THE NOTION OF UNDERTAKING–COMPANY REGISTERS
Advocate General JÄÄSKINEN analysed in the case C-138/11 Compass-Datenbank GmbH v Republik Österreich, whether, the Austrian State is acting as an ‘undertaking’ in the sense of Article 102 TFEU by prohibiting both re-use of data contained on its public register of businesses (‘the undertakings register’) and the commercialisation of this data to create a more comprehensive business information service.
The AG looked at three different issues, whether these are economic activities or not:
(i) storing in a database (the undertakings register) information provided by businesses on the basis of statutory reporting obligations;
(ii) allowing inspection and/or printouts to be made of the undertakings register in return for payment; and
(iii) prohibiting re-utilisation of the information contained in the undertakings register.

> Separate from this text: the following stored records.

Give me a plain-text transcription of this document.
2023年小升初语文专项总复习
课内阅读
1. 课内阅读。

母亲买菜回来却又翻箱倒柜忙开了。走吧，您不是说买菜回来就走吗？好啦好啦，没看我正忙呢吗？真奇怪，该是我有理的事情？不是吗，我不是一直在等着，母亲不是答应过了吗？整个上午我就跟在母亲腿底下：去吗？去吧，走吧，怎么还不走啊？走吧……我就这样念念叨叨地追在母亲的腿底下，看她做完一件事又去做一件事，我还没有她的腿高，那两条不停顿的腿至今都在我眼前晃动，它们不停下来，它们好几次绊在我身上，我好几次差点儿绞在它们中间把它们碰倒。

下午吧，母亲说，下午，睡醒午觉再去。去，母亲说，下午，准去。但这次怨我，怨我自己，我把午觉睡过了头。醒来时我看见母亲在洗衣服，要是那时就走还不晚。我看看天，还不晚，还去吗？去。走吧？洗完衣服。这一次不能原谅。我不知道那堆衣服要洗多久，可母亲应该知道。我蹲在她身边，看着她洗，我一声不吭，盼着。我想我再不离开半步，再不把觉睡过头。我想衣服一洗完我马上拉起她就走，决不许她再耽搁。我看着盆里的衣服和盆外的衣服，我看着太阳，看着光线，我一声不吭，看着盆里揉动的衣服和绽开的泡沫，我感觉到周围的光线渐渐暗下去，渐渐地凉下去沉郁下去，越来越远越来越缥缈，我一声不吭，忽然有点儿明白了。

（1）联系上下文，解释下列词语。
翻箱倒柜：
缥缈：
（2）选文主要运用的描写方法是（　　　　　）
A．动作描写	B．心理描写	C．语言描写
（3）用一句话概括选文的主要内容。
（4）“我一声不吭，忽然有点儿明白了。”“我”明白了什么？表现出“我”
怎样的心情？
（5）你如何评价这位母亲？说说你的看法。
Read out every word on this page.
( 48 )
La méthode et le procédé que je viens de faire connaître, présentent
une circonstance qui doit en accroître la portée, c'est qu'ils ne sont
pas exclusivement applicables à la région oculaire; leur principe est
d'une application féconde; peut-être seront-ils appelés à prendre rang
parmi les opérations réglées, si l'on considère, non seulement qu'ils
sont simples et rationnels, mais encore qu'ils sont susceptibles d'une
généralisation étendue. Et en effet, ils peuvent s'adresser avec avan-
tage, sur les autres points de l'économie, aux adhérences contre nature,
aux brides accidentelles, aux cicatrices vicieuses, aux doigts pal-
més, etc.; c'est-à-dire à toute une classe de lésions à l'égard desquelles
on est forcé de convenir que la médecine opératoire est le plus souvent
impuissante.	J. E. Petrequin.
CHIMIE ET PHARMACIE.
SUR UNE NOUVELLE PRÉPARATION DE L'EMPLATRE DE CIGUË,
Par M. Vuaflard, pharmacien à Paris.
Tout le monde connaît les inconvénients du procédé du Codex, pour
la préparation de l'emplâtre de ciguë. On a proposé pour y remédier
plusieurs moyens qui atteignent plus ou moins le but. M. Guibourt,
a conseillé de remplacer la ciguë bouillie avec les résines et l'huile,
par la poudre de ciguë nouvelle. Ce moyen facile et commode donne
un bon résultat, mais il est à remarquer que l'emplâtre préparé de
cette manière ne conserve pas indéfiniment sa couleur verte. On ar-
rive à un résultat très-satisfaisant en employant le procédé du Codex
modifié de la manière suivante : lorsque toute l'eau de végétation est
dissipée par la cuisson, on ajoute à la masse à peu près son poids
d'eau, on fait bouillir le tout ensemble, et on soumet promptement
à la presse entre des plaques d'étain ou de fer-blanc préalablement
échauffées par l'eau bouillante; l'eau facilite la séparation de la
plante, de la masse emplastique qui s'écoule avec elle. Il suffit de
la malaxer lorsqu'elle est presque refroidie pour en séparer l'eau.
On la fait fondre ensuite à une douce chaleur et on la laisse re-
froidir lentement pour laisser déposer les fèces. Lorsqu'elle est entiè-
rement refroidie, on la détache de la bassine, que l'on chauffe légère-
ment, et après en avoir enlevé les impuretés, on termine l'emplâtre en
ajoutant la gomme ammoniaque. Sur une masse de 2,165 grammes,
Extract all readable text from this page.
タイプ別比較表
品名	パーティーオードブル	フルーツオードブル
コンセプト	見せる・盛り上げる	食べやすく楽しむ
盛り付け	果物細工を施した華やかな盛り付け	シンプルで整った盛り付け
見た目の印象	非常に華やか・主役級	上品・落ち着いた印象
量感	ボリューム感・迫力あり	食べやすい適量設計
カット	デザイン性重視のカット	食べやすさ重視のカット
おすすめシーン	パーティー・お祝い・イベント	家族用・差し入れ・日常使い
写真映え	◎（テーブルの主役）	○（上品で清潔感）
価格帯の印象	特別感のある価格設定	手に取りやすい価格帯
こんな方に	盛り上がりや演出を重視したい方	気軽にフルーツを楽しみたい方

The AG noted that at present there is no evidence to the effect that the statutory court fee alone or together with the remuneration charged by the billing agencies would exceed the administrative cost of providing a copy of documents or particulars recorded in the undertakings register in the sense of Article 3(3) of Directive 68/151. If it were, the pricing system applied by Austria could be challenged in national courts or, at a general level, in infringement proceedings under Article 258 TFEU.
Even if allowing inspection and/or printouts of the undertakings register were considered to be an economic activity, it would be indivisible from the functions of collecting the data. Economic and public activities will be severable if the economic activity is not closely linked to the public activity, and the relationship between the two is merely indirect.
According to the AG the company register is connected to the utilization of public power and is not an economic activity, even if the data is provided for renumeration to third parties.